The prevalence of this anatomic variant remains unknown, and the etiology of an absent or hypoplastic brachiocephalic vein remains speculative., However, acknowledgment of its existence may prevent complications during left-sided interventions, such as placement of a central venous line or cardiac implantable electronic device. Interestingly, our patient was also found to have an aberrant left subclavian artery. The 2 anomalies, however, do not share common embryologic structures. Although the left subclavian artery derives from the left seventh cervical intersegmental artery, the left brachiocephalic vein develops during the anastomosis of the right and left anterior cardinal veins., Given that the major tributaries of the superior and inferior vena cava derive from distinct embryologic veins, the discovery of an anomaly in either system should not discourage accessing of the other. In our patient, no anomalies were found at the level of the inferior vena cava tributaries, and the femoral vein access route was utilized without any complications. Alternative diagnoses to brachiocephalic vein hypoplasia include brachiocephalic vein stenosis secondary to central venous chemotherapy catheters or radiation therapy. Yet, our patient had refused chemotherapy, and although radiation-induced arteriopathy is well documented, venous injury is less common. Only a handful of radiation-induced superior vena cava or brachiocephalic vein occlusion cases have been reported previously. All cases followed high-dose mediastinal or cervical radiation. Moreover, the absence of collaterals in our patient disputes an acquired etiology.
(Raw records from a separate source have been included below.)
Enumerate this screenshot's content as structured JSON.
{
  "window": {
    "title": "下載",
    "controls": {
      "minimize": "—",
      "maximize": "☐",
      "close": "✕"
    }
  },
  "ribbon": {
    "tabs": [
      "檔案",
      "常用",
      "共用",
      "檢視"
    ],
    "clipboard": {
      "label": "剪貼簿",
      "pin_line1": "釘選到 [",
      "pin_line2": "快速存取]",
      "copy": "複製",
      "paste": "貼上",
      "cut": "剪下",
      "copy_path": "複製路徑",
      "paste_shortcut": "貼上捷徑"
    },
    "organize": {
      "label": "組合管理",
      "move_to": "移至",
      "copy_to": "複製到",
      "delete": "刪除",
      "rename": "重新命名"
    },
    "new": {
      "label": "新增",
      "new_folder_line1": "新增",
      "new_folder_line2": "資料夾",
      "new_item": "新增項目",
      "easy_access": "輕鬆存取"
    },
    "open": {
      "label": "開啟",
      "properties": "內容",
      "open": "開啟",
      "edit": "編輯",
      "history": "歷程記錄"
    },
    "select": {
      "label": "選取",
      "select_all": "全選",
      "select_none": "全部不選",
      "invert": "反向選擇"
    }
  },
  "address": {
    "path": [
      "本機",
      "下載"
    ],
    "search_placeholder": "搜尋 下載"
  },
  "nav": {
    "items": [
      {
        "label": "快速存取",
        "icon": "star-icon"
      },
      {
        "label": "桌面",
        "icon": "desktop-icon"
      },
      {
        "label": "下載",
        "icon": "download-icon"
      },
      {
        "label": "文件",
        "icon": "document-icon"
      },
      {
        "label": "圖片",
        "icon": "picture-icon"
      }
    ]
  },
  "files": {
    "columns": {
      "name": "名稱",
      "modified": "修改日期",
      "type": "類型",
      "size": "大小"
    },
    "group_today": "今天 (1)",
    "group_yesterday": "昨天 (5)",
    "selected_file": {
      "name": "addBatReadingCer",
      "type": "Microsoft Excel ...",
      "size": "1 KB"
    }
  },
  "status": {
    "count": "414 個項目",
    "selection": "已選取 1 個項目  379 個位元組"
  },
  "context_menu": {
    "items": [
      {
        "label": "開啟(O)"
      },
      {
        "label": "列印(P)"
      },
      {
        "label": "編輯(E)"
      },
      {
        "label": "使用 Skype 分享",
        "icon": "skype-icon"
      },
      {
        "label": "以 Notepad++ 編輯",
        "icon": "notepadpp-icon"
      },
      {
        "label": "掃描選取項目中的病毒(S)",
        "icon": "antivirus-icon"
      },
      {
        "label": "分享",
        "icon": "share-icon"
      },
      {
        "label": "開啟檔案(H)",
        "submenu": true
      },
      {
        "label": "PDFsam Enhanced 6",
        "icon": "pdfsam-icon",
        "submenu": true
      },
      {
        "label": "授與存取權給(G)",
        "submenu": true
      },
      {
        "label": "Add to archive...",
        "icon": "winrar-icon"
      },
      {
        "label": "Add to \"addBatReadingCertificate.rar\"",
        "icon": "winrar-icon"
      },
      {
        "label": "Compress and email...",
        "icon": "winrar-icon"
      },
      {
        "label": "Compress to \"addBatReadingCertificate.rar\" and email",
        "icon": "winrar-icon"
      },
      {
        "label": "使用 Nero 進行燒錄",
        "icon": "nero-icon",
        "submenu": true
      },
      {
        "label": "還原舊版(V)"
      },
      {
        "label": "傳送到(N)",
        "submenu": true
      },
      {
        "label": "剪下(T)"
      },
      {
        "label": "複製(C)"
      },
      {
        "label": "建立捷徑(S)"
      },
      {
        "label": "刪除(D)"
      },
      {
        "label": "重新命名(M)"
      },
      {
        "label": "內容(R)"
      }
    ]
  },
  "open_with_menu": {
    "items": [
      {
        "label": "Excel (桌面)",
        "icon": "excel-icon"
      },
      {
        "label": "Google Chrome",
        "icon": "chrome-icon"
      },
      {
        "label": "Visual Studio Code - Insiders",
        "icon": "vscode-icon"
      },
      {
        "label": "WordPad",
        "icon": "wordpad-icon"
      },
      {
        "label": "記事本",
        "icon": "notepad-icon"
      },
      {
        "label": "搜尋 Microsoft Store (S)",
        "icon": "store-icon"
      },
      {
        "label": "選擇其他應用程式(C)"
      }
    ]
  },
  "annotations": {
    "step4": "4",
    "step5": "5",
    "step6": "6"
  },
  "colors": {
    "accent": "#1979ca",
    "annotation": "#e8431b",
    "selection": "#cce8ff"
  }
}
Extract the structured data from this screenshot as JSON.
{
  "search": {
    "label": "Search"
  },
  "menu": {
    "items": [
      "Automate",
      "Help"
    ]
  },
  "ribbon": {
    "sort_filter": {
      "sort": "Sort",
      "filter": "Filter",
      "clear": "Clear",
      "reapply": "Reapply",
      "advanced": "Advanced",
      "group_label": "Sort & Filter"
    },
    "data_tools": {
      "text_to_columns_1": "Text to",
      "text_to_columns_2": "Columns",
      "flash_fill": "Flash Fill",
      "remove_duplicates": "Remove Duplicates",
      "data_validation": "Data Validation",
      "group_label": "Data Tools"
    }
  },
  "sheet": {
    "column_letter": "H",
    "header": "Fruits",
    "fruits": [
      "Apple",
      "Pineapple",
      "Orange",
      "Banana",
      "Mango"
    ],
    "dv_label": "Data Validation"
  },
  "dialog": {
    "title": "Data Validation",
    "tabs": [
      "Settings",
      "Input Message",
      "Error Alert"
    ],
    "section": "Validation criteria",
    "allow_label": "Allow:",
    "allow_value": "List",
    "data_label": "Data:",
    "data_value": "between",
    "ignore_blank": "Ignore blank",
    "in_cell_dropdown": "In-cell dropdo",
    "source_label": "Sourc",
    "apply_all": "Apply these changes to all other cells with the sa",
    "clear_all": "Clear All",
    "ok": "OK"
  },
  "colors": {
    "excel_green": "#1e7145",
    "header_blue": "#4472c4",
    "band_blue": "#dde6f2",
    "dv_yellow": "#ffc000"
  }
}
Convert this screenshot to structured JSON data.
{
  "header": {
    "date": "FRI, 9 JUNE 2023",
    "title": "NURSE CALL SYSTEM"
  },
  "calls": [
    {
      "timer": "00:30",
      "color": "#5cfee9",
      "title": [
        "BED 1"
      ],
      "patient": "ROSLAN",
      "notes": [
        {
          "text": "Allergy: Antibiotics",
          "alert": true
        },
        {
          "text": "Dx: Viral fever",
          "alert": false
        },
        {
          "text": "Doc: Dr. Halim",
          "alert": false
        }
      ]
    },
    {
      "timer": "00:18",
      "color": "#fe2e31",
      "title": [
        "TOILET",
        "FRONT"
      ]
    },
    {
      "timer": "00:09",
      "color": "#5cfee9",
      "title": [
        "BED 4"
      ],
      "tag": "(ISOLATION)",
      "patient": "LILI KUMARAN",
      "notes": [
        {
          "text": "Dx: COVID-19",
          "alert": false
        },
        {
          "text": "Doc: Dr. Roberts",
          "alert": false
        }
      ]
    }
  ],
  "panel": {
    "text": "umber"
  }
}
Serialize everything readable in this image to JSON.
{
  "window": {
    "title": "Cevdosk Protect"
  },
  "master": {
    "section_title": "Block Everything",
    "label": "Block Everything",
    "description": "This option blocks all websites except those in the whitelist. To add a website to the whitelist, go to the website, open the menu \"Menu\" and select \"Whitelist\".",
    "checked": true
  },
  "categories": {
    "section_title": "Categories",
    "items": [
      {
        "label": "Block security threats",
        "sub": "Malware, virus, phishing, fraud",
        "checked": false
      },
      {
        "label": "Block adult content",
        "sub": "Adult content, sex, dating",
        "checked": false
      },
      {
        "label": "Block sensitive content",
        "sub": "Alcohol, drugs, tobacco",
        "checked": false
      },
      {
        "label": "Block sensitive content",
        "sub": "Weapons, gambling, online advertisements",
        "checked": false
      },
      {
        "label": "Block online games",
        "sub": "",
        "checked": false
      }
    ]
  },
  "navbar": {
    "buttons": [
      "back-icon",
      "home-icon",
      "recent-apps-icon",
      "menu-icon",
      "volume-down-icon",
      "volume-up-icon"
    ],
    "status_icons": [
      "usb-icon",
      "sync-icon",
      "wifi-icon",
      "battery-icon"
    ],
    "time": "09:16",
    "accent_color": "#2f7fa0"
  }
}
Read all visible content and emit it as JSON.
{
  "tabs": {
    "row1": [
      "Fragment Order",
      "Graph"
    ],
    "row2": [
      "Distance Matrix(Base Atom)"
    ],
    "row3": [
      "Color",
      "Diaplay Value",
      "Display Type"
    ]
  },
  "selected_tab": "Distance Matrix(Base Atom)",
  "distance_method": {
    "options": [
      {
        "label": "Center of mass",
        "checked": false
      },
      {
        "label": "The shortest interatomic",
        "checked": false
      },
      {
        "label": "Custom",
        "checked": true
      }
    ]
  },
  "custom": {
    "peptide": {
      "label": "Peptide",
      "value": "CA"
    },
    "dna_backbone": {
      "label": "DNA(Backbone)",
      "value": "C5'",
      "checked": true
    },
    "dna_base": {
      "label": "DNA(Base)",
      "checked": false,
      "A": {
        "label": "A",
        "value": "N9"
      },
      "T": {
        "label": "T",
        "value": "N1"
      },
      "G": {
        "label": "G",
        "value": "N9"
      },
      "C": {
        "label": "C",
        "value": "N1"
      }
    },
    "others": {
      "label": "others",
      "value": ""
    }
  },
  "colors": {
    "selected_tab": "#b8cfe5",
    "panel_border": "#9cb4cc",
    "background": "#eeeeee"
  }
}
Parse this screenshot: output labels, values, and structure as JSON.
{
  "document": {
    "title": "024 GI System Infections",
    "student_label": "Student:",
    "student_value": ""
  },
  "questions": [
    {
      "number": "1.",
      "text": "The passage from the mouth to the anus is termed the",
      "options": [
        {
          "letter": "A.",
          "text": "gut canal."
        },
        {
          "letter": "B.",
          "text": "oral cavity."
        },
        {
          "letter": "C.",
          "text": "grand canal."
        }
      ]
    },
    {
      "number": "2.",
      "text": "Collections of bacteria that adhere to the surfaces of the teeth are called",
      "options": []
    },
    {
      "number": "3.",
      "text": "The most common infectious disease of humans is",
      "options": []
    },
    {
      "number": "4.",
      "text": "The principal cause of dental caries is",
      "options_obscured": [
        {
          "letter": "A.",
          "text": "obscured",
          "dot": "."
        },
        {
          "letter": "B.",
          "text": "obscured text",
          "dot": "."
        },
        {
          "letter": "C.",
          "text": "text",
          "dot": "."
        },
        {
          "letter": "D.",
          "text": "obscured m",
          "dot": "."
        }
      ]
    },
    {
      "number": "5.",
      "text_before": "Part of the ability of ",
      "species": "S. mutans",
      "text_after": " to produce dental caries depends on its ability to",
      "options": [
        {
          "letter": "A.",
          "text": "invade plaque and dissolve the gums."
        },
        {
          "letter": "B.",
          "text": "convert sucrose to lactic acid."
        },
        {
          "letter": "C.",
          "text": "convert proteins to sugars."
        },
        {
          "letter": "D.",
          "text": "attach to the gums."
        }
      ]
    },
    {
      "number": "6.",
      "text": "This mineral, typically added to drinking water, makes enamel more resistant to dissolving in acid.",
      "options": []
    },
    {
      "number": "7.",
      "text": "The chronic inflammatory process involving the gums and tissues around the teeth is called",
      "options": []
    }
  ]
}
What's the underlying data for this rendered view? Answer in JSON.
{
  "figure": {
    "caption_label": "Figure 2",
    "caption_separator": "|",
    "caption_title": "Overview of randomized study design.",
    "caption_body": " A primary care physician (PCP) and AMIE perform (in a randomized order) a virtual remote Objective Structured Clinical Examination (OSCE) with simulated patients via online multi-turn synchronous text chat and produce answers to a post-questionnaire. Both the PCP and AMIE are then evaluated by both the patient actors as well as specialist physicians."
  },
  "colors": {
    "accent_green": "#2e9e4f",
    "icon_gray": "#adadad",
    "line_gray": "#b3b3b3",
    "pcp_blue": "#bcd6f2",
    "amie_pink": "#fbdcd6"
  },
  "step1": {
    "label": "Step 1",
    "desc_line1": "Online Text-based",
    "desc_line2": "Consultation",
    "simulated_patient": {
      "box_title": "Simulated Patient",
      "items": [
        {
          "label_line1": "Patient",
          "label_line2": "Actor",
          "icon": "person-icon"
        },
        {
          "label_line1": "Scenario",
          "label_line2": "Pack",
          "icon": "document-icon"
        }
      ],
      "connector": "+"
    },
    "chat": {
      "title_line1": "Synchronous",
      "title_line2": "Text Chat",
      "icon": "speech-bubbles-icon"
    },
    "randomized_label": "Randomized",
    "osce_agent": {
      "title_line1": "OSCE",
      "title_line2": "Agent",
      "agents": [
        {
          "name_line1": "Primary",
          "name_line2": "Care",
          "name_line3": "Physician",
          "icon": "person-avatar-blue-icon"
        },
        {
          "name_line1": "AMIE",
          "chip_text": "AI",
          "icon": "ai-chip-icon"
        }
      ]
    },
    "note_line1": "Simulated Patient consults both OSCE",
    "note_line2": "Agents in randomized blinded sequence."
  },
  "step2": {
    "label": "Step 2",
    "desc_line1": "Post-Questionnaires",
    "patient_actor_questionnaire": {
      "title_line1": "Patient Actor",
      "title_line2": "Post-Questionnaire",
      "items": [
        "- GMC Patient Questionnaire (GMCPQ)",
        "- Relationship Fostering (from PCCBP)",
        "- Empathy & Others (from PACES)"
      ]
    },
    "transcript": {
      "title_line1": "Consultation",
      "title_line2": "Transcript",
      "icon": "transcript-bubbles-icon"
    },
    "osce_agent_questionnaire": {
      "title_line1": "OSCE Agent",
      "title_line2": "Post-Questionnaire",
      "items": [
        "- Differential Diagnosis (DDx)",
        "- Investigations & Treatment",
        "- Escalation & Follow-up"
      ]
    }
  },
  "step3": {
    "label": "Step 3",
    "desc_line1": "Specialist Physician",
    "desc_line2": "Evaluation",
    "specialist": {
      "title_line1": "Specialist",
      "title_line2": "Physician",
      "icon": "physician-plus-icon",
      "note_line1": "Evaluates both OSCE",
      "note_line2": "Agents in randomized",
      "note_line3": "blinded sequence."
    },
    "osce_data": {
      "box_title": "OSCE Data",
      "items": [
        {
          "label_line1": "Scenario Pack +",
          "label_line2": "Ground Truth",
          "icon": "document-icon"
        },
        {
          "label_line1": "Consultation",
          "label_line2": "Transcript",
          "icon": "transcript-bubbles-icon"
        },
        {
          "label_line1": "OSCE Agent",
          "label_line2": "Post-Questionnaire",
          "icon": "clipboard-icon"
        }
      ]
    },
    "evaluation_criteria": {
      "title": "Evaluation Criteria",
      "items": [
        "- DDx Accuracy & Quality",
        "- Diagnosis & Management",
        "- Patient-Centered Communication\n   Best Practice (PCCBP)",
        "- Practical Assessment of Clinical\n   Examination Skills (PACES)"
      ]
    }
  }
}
We report a rare case of brachiocephalic vein hypoplasia discovered at the time of left-sided pacemaker implantation. Although this anatomic variation is rare, knowledge of its existence may allow avoidance of vascular complications. In this patient with a history of repeated right breast cancer surgery, alternatives included implantation of a leadless pacemaker, a transvenous femoral pacemaker, or epicardial leads. Investigation of the lower-body venous drainage anatomy revealed no further anomalies, and a leadless pacemaker was implanted.

An absent or hypoplastic left brachiocephalic vein is rare, but this possibility should be kept in mind when performing left-sided interventions.

The major tributaries of the superior and inferior vena cava derive from distinct embryologic veins.

Venous anomalies are most often solitary. When a venous anomaly is discovered, alternative transvenous implantation strategies should be considered.

Leadless pacemaker implantation can be successfully performed in patients with abnormal upper-body venous drainage as an alternative to surgical epicardial leads.